MUSWIL & Gerakan Anak Muda NU

Diposting oleh admin on Senin, 14 Juli 2008


Oleh : Zayinul Fata *
Dalam usianya ke-82 tahun, NU masih di persimpangan jalan. Komitmen Khitah 1926 masih belum menjadi tindakan dan sikap organisasi. Karena selama ini produk NU hanya berkutat pada ruang-ruang politik, sosial dan agama, namun ruang ekonomi yang sejatinya menjadi tumpuan kehidupan warga NU nyaris sama sekali tidak tersentuh baik dalam forum muswil maupun muktamar NU. Padahal proses lahirnya NU salah satunya dimulai dengan munculnya gerakan kebangkitan kaum pedagang (Nahdlatut Tujjar) pada tahun 1918 selain juga kebangkitan politik (Nahdlatul Wathon) 1924, serta Kebangkitan para kaum intellektual (Tashwirul Afkar) 1922.

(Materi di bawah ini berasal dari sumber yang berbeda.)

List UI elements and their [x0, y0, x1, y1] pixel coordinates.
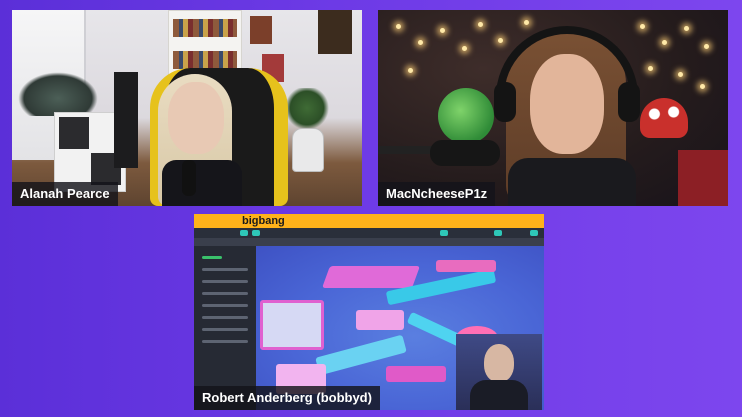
editor-toolbar: [194, 228, 544, 238]
participant-name: MacNcheeseP1z: [378, 182, 496, 206]
participant-name: Robert Anderberg (bobbyd): [194, 386, 380, 410]
video-tile-alanah-pearce[interactable]: Alanah Pearce: [12, 10, 362, 206]
video-tile-macncheesep1z[interactable]: MacNcheeseP1z: [378, 10, 728, 206]
green-toy: [438, 88, 494, 144]
person-body: [508, 158, 636, 206]
participant-name: Alanah Pearce: [12, 182, 118, 206]
headphone-cup: [494, 82, 516, 122]
person-body: [470, 380, 528, 410]
mic-arm: [378, 146, 438, 154]
red-cabinet: [678, 150, 728, 206]
person-face: [484, 344, 514, 382]
mushroom-toy: [640, 98, 688, 138]
wall-poster: [318, 10, 352, 54]
microphone-icon: [430, 140, 500, 166]
brand-logo: bigbang: [242, 215, 285, 227]
video-tile-robert-anderberg[interactable]: bigbang Robert Anderberg (bobbyd): [194, 214, 544, 410]
robot-figure: [292, 128, 324, 172]
headphone-cup: [618, 82, 640, 122]
microphone-icon: [182, 160, 196, 196]
person-face: [168, 82, 224, 154]
house-plant: [284, 88, 330, 128]
person-body: [162, 160, 242, 206]
tower-speaker: [114, 72, 138, 168]
wall-poster: [250, 16, 272, 44]
editor-subbar: [194, 238, 544, 246]
presenter-webcam: [456, 334, 542, 410]
figure-statue: [18, 72, 98, 116]
headphones-icon: [496, 26, 638, 104]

Untuk itu, Muswil NU Jawa Tengah, yang akan dilaksanakan 13 Juli 2008 di Brebes nanti, selain harus melahirkan pemimpin yang bisa membawa jam’iyyah NU keluar dari kemelut dan problem ke ummatan seperti kemiskinan dan pengangguran, juga harus melahirkan produk aturan dan pemikiran cemerlang yang tidak hanya mengkaji dan merumuskan problem-problem sosial keagamaan, namun yang lebih penting lagi adalah bagaimana warga NU selaku warga mayoritas bangsa Indonesia terlepas dari penyakit kemiskinan dan kebodohan, menyemangati khitah NU adalah menyelamatkan NU dari problem kemiskinan, khususnya warga NU yang hidup diwilayah pedesaan. Oleh karena itu , revitalisasi gerakan ekonomi ummat NU harus menjadi perhatian khusus dalam forum muswil tersebut dan menjadi momentum bagi NU untuk kembali mencetak kader-kader muda nya yang senantiasa peduli dan komitmen terhadap pembangnunan ekonomi ke-ummatan. Selain itu, refleksi kritis dan nalar rekonstruktif harus menjadi cara pandang anak muda NU untuk menata kembali visi dan misi NU yang lebih strategis, produktif, dan populis. Sehingga dengan demikian, di pundak anak muda lah, masa depan NU dipertaruhkan. Akankah muswil ini mampu menghadirkan produk bagi kebangkitan dan kemajuan warga NU.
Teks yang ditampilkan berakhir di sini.